Aus unserem neuen Börsenbrief: http://www.boerse-social.com/gabb .
Das gestern Vormittag beschriebene ATX-Pattern (Vormittag solala, Nachmittag super) bestätigte sich auch gestern Nachmittag wieder. Auch heute haben wir mal einen ruhigen Vormittag und so komme ich gleich zu einem anderen wichtigen Thema: Es gibt erstmals Zahlen zum KESt-Aufkommen.

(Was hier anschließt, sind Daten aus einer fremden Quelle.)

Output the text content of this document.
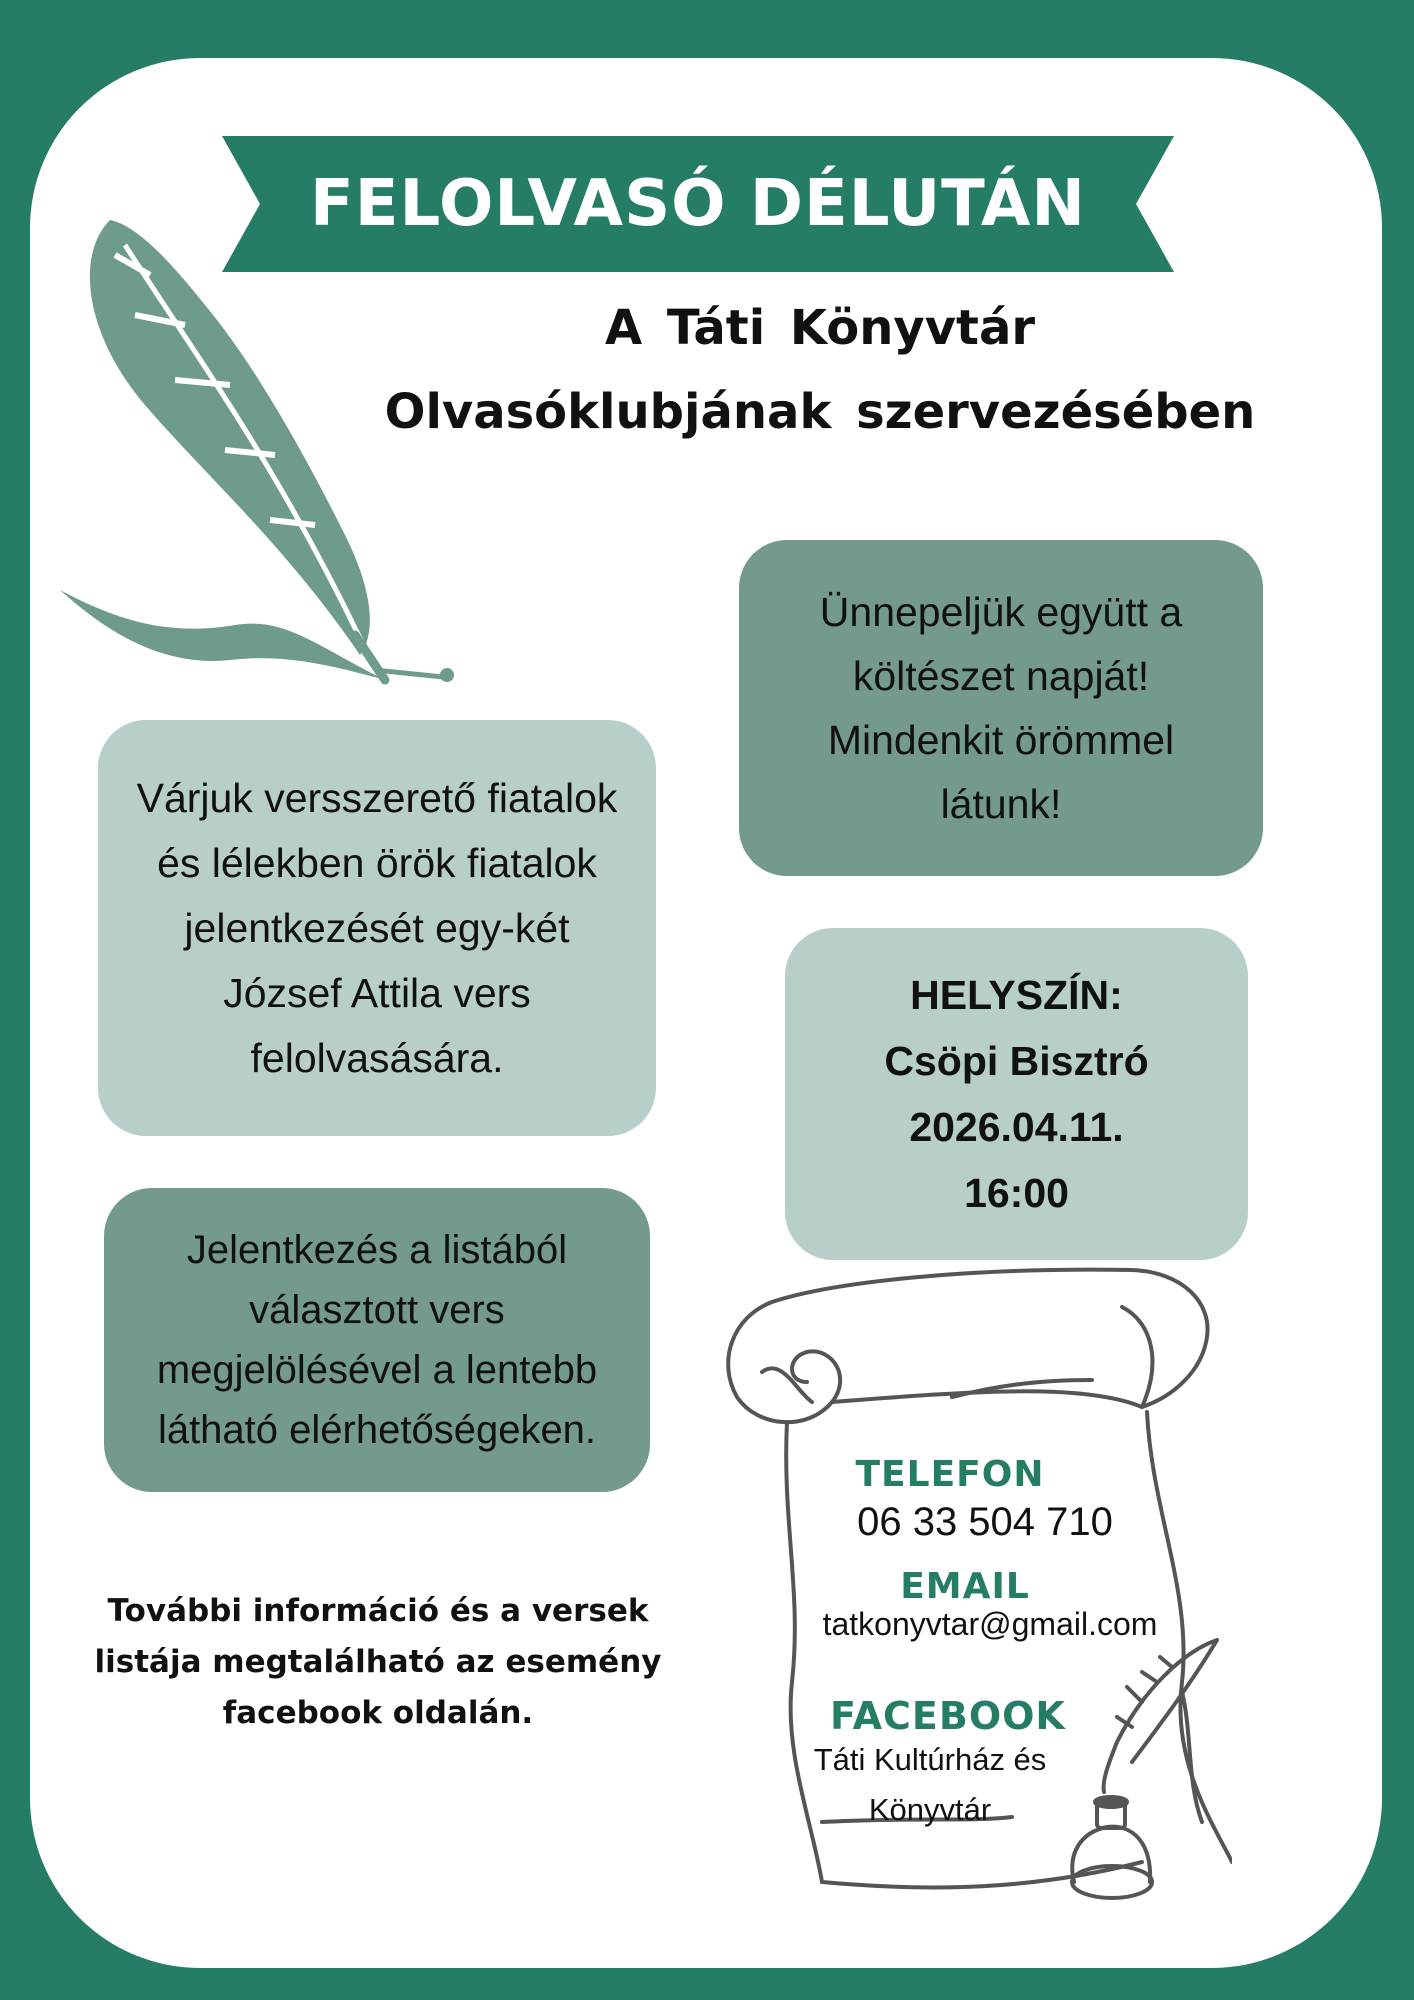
FELOLVASÓ DÉLUTÁN
A Táti Könyvtár
Olvasóklubjának szervezésében
Ünnepeljük együtt a
költészet napját!
Mindenkit örömmel
látunk!
Várjuk versszerető fiatalok
és lélekben örök fiatalok
jelentkezését egy-két
József Attila vers
felolvasására.
HELYSZÍN:
Csöpi Bisztró
2026.04.11.
16:00
Jelentkezés a listából
választott vers
megjelölésével a lentebb
látható elérhetőségeken.
További információ és a versek
listája megtalálható az esemény
facebook oldalán.
TELEFON
06 33 504 710
EMAIL
tatkonyvtar@gmail.com
FACEBOOK
Táti Kultúrház és
Könyvtár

Ich hatte im Vorjahr mal im Rahmen eines Events von Aktienforum/IV eine Frage zum KESt-Aufkommen gestellt, die nicht beantwortet werden konnte. Man wollte Zahlen nachliefern, ist aber nicht passiert. Erneuert hatte die Frage der Neos-Mandatar Gerald Loacker via parlamentarischer Anfrage. Das Ganze viel detaillierter und für alle fünf Aspekte gleich einzeln für die Jahre 2010 bis 2016 jährlich aufgeschlüsselt. Und siehe da, der neue Finanzminister Hartwig Löger (wie wir wissen, Ex-Uniqa) hat die Antworten innerhalb weniger Tage geliefert. Ich bringe hier Auszüge aus seiner Stellungnahme mit kleinen Kommentaren dazu.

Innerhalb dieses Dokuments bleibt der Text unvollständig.